Hack-Versuche der Wiener IT-Sicherheitsberater SEC Consult zeigen: Unsichere Cloud-Funktionen, vor denen Polizei und VdS seit Jahren warnen, ermöglichen Manipulationen der Überwachungssysteme diverser Hersteller.

Die Polizei und VdS warnen seit Jahren vor der oftmals leichten Angreifbarkeit unsicherer Cloud-Lösungen – selbst bei Komponenten, die im Sicherheitsbereich eingesetzt werden. Das jüngste Beispiel sind Videokamera-Bauteile eines der weltweit größten Hersteller hierfür (Sitz in Ostchina). Hack-Versuche der Wiener IT-Sicherheitsberater SEC Consult deckten schnelle Zugriffsmöglichkeiten für neun Millionen in Nutzung befindliche Kameras auf, davon 1,3 Millionen in Deutschland.
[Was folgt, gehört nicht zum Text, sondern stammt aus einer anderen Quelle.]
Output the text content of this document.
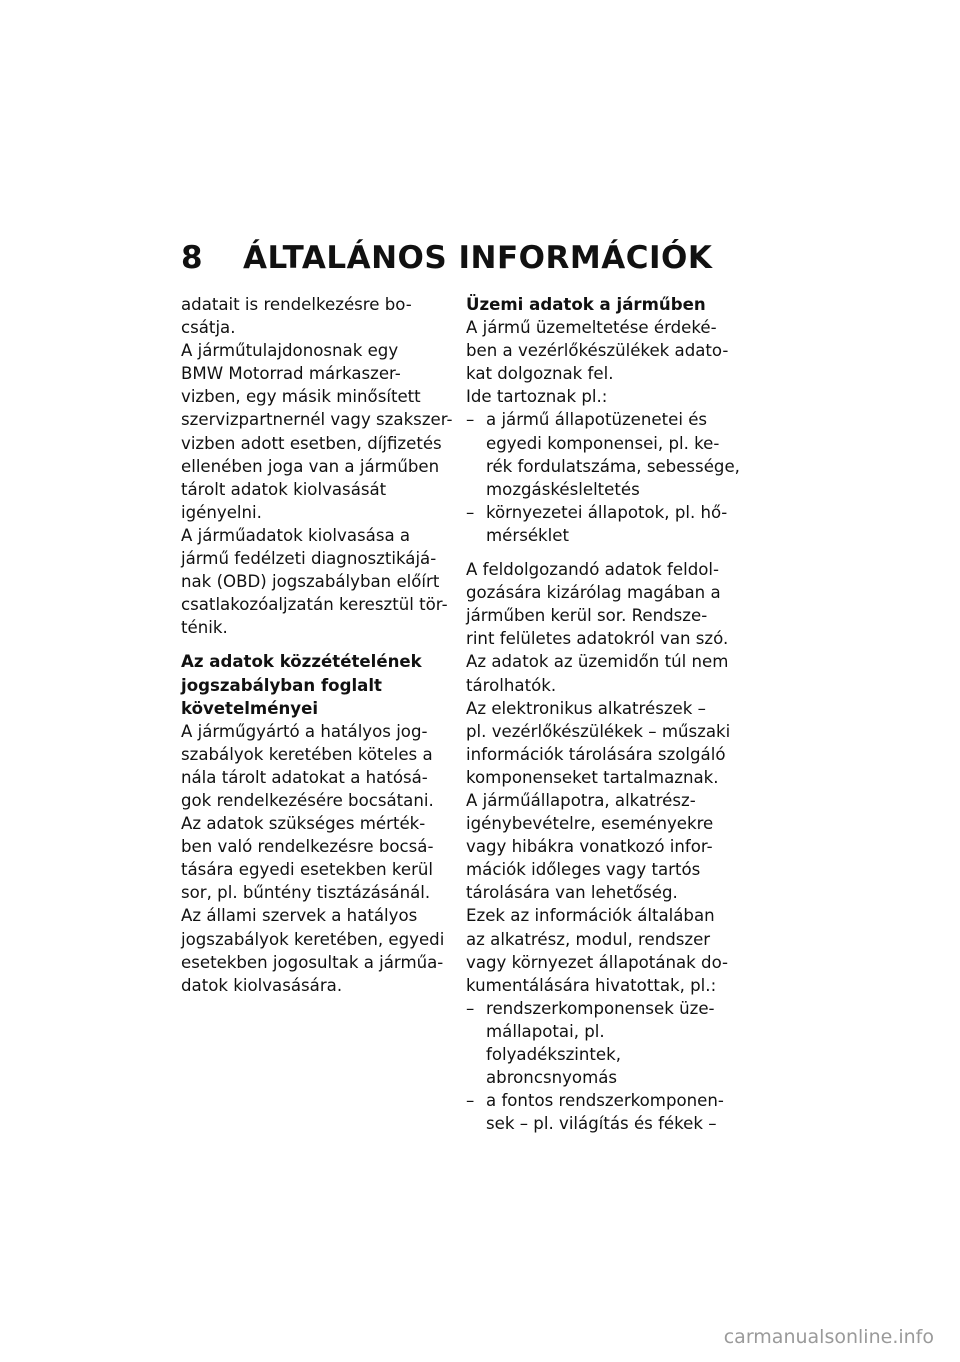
8 ÁLTALÁNOS INFORMÁCIÓK

adatait is rendelkezésre bo-

csátja.

A járműtulajdonosnak egy

BMW Motorrad márkaszer-

vizben, egy másik minősített

szervizpartnernél vagy szakszer-

vizben adott esetben, díjfizetés

ellenében joga van a járműben

tárolt adatok kiolvasását

igényelni.

A járműadatok kiolvasása a

jármű fedélzeti diagnosztikájá-

nak (OBD) jogszabályban előírt

csatlakozóaljzatán keresztül tör-

ténik.

Az adatok közzétételének
jogszabályban foglalt
követelményei

A járműgyártó a hatályos jog-

szabályok keretében köteles a

nála tárolt adatokat a hatósá-

gok rendelkezésére bocsátani.

Az adatok szükséges mérték-

ben való rendelkezésre bocsá-

tására egyedi esetekben kerül

sor, pl. bűntény tisztázásánál.

Az állami szervek a hatályos

jogszabályok keretében, egyedi

esetekben jogosultak a járműa-

datok kiolvasására.

Üzemi adatok a járműben

A jármű üzemeltetése érdeké-

ben a vezérlőkészülékek adato-

kat dolgoznak fel.

Ide tartoznak pl.:

– a jármű állapotüzenetei és

egyedi komponensei, pl. ke-

rék fordulatszáma, sebessége,

mozgáskésleltetés

– környezetei állapotok, pl. hő-

mérséklet

A feldolgozandó adatok feldol-

gozására kizárólag magában a

járműben kerül sor. Rendsze-

rint felületes adatokról van szó.

Az adatok az üzemidőn túl nem

tárolhatók.

Az elektronikus alkatrészek –

pl. vezérlőkészülékek – műszaki

információk tárolására szolgáló

komponenseket tartalmaznak.

A járműállapotra, alkatrész-

igénybevételre, eseményekre

vagy hibákra vonatkozó infor-

mációk időleges vagy tartós

tárolására van lehetőség.

Ezek az információk általában

az alkatrész, modul, rendszer

vagy környezet állapotának do-

kumentálására hivatottak, pl.:

– rendszerkomponensek üze-

mállapotai, pl. folyadékszintek,

abroncsnyomás

– a fontos rendszerkomponen-

sek – pl. világítás és fékek –

carmanualsonline.info
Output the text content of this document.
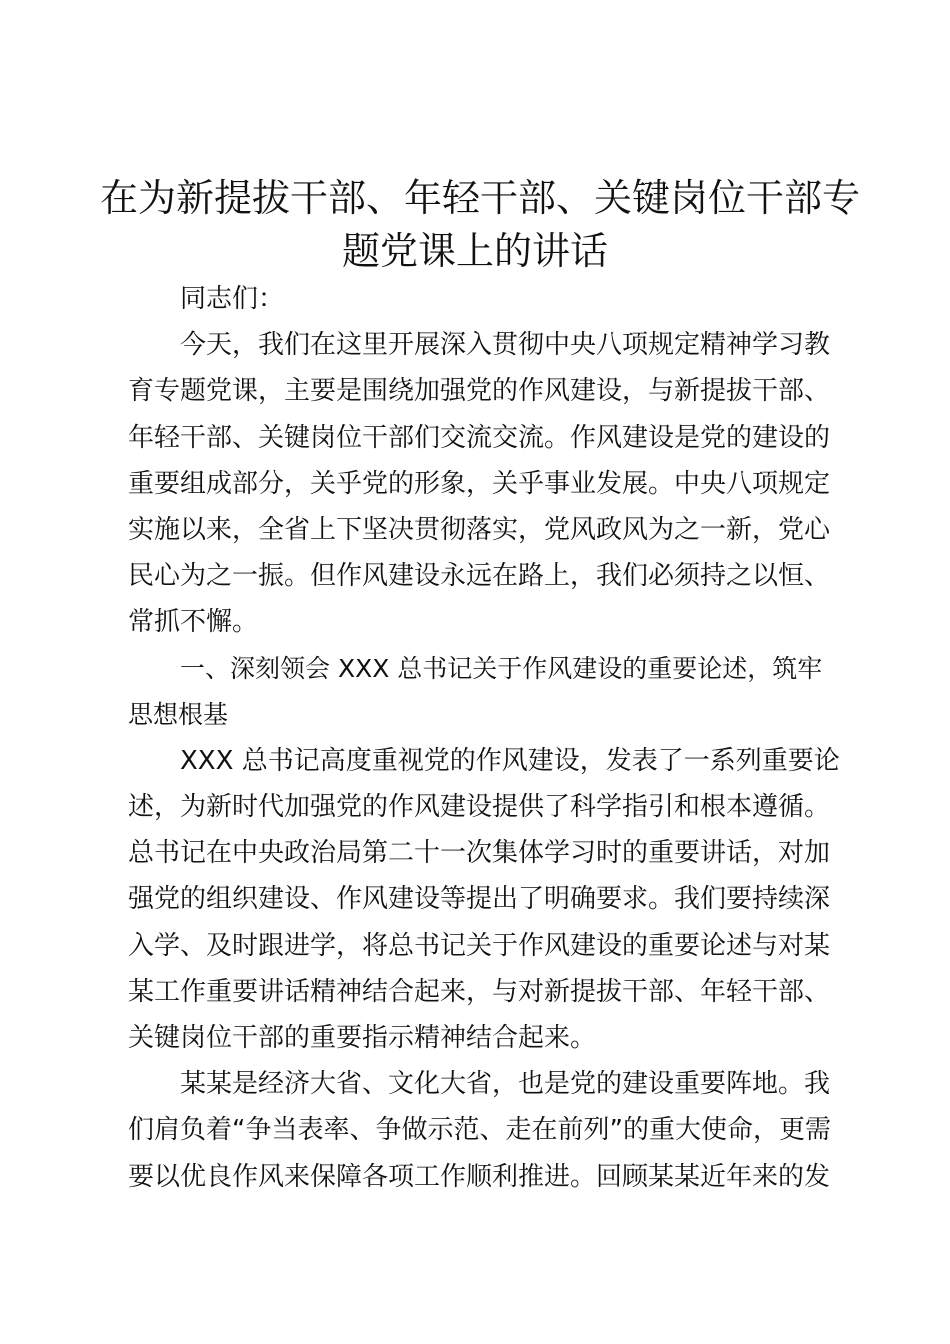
在为新提拔干部、年轻干部、关键岗位干部专
题党课上的讲话
同志们：
今天，我们在这里开展深入贯彻中央八项规定精神学习教
育专题党课，主要是围绕加强党的作风建设，与新提拔干部、
年轻干部、关键岗位干部们交流交流。作风建设是党的建设的
重要组成部分，关乎党的形象，关乎事业发展。中央八项规定
实施以来，全省上下坚决贯彻落实，党风政风为之一新，党心
民心为之一振。但作风建设永远在路上，我们必须持之以恒、
常抓不懈。
一、深刻领会 XXX 总书记关于作风建设的重要论述，筑牢
思想根基
XXX 总书记高度重视党的作风建设，发表了一系列重要论
述，为新时代加强党的作风建设提供了科学指引和根本遵循。
总书记在中央政治局第二十一次集体学习时的重要讲话，对加
强党的组织建设、作风建设等提出了明确要求。我们要持续深
入学、及时跟进学，将总书记关于作风建设的重要论述与对某
某工作重要讲话精神结合起来，与对新提拔干部、年轻干部、
关键岗位干部的重要指示精神结合起来。
某某是经济大省、文化大省，也是党的建设重要阵地。我
们肩负着“争当表率、争做示范、走在前列”的重大使命，更需
要以优良作风来保障各项工作顺利推进。回顾某某近年来的发
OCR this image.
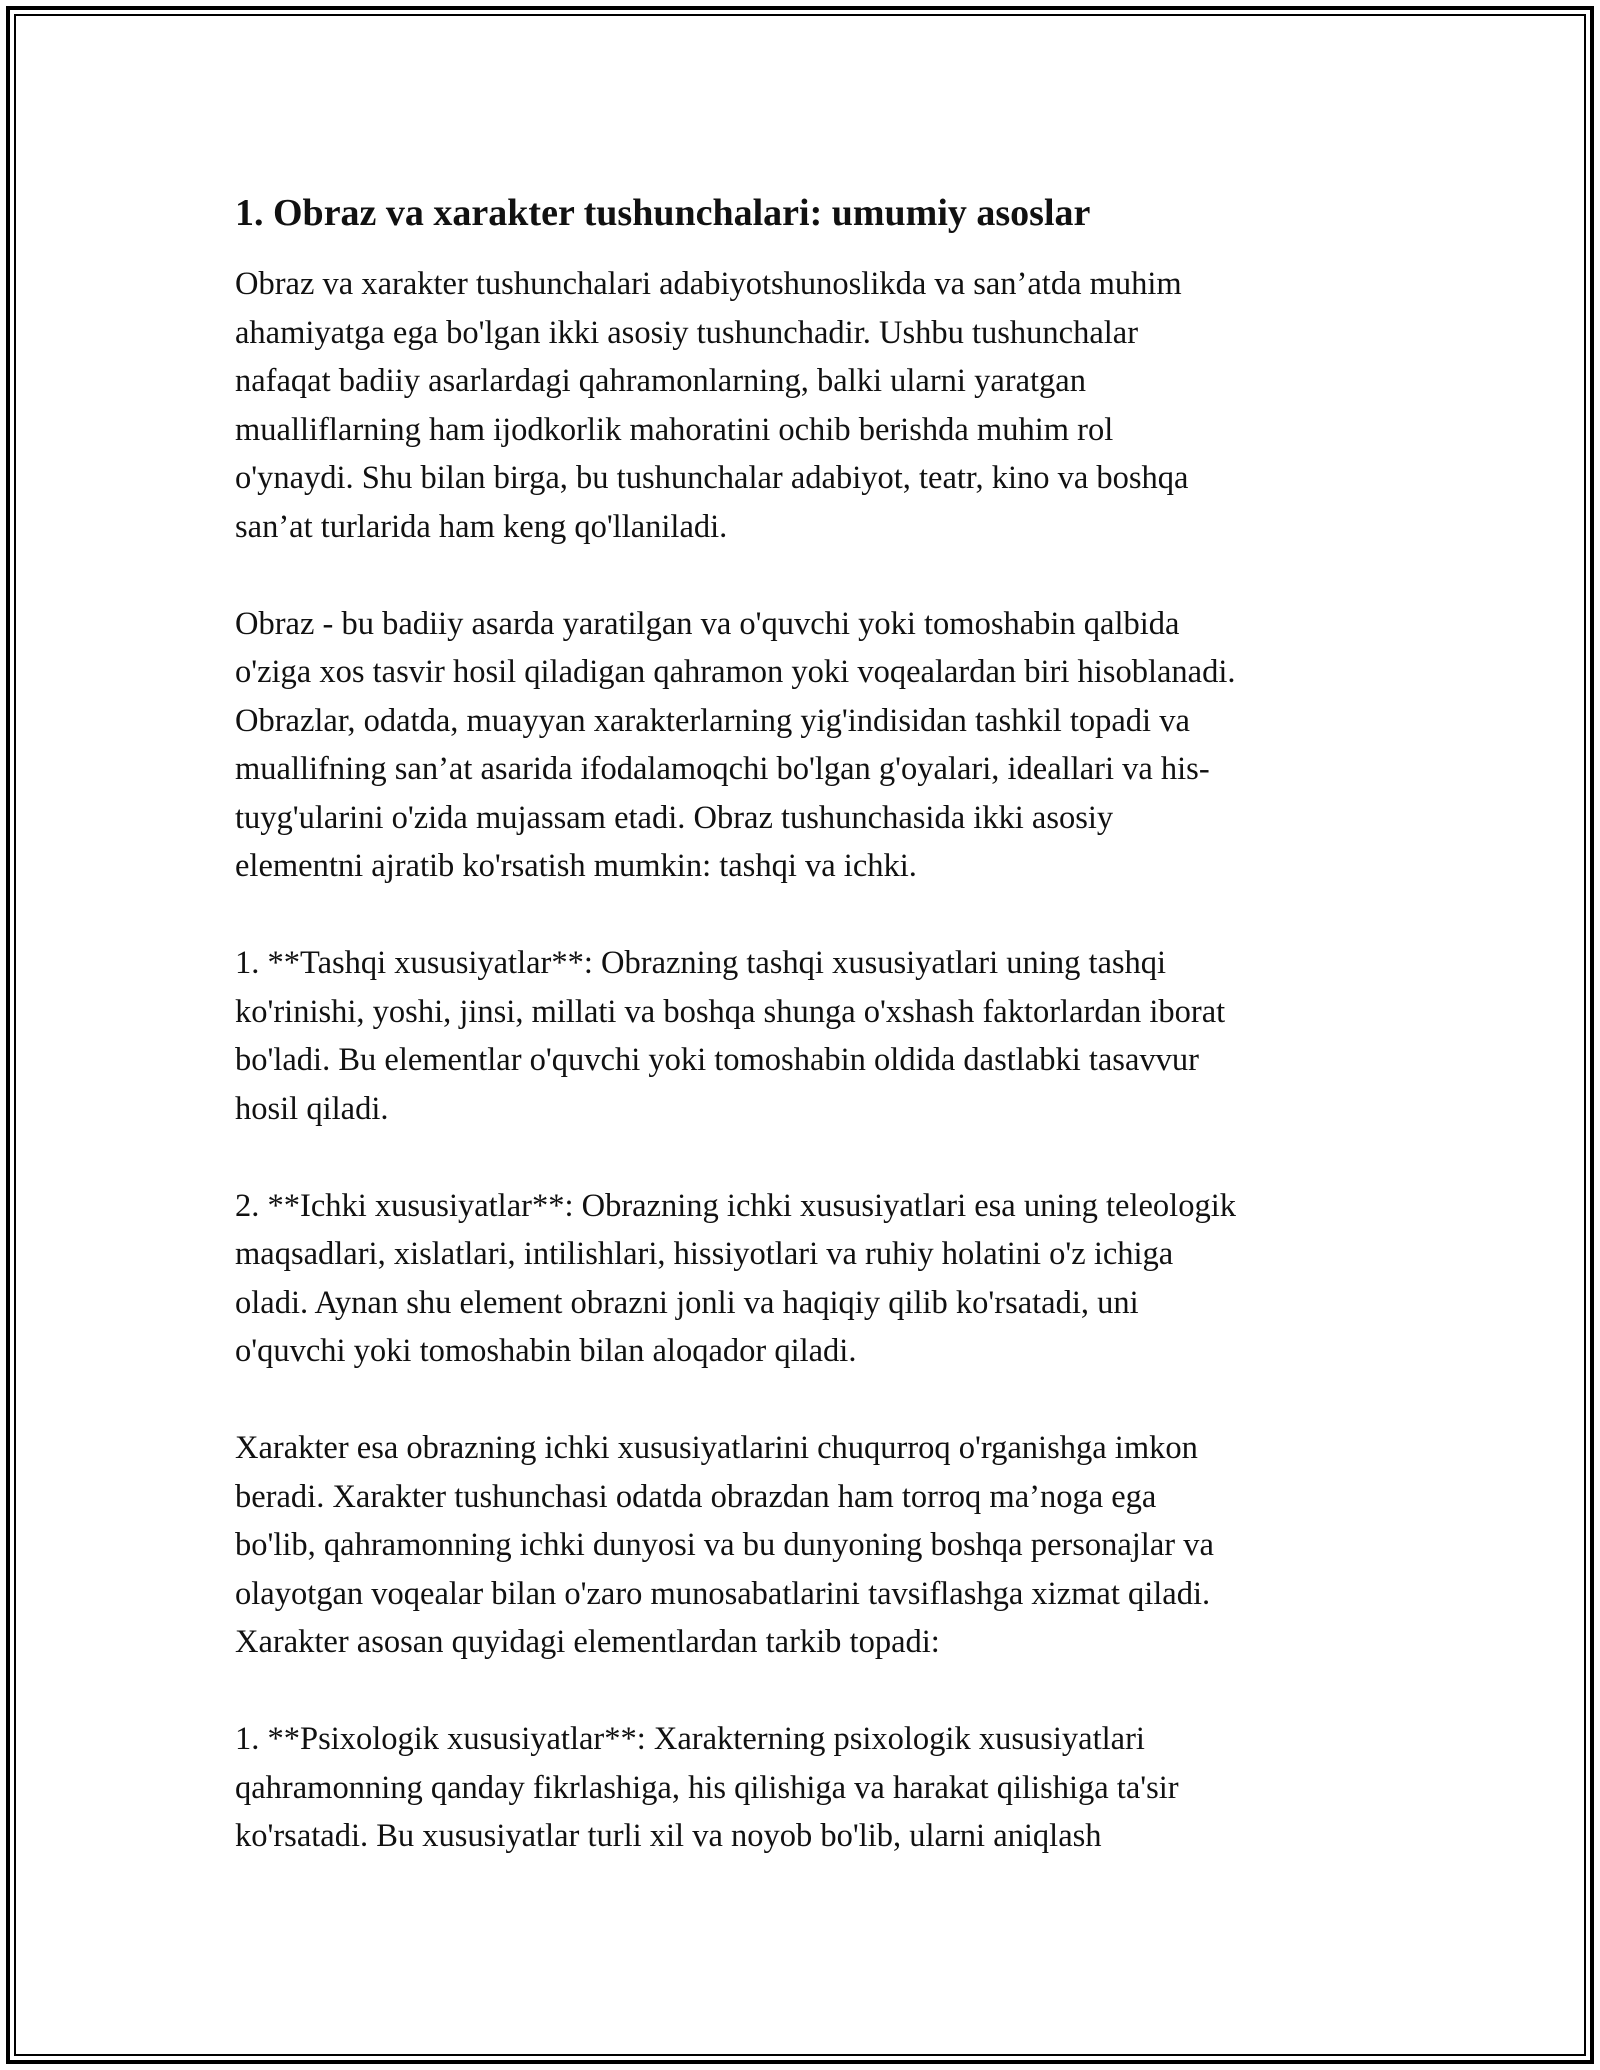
1. Obraz va xarakter tushunchalari: umumiy asoslar

Obraz va xarakter tushunchalari adabiyotshunoslikda va san’atda muhim
ahamiyatga ega bo'lgan ikki asosiy tushunchadir. Ushbu tushunchalar
nafaqat badiiy asarlardagi qahramonlarning, balki ularni yaratgan
mualliflarning ham ijodkorlik mahoratini ochib berishda muhim rol
o'ynaydi. Shu bilan birga, bu tushunchalar adabiyot, teatr, kino va boshqa
san’at turlarida ham keng qo'llaniladi.

Obraz - bu badiiy asarda yaratilgan va o'quvchi yoki tomoshabin qalbida
o'ziga xos tasvir hosil qiladigan qahramon yoki voqealardan biri hisoblanadi.
Obrazlar, odatda, muayyan xarakterlarning yig'indisidan tashkil topadi va
muallifning san’at asarida ifodalamoqchi bo'lgan g'oyalari, ideallari va his-
tuyg'ularini o'zida mujassam etadi. Obraz tushunchasida ikki asosiy
elementni ajratib ko'rsatish mumkin: tashqi va ichki.

1. **Tashqi xususiyatlar**: Obrazning tashqi xususiyatlari uning tashqi
ko'rinishi, yoshi, jinsi, millati va boshqa shunga o'xshash faktorlardan iborat
bo'ladi. Bu elementlar o'quvchi yoki tomoshabin oldida dastlabki tasavvur
hosil qiladi.

2. **Ichki xususiyatlar**: Obrazning ichki xususiyatlari esa uning teleologik
maqsadlari, xislatlari, intilishlari, hissiyotlari va ruhiy holatini o'z ichiga
oladi. Aynan shu element obrazni jonli va haqiqiy qilib ko'rsatadi, uni
o'quvchi yoki tomoshabin bilan aloqador qiladi.

Xarakter esa obrazning ichki xususiyatlarini chuqurroq o'rganishga imkon
beradi. Xarakter tushunchasi odatda obrazdan ham torroq ma’noga ega
bo'lib, qahramonning ichki dunyosi va bu dunyoning boshqa personajlar va
olayotgan voqealar bilan o'zaro munosabatlarini tavsiflashga xizmat qiladi.
Xarakter asosan quyidagi elementlardan tarkib topadi:

1. **Psixologik xususiyatlar**: Xarakterning psixologik xususiyatlari
qahramonning qanday fikrlashiga, his qilishiga va harakat qilishiga ta'sir
ko'rsatadi. Bu xususiyatlar turli xil va noyob bo'lib, ularni aniqlash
Auch Programmmanipulationen waren leicht möglich.

Besonders problematisch ist, dass diese Komponenten zwar von mehr als hundert Endherstellern genutzt, aber meist nirgendwo ausgewiesen werden. Übrigens bezog das Botnet „Mirai“, welches 2016 weite Teile des Internets inklusive Twitter, Spotify und Netflix lahmlegte, seine Angriffsstärke zu großen Teilen aus gehackten Komponenten eben dieses Herstellers.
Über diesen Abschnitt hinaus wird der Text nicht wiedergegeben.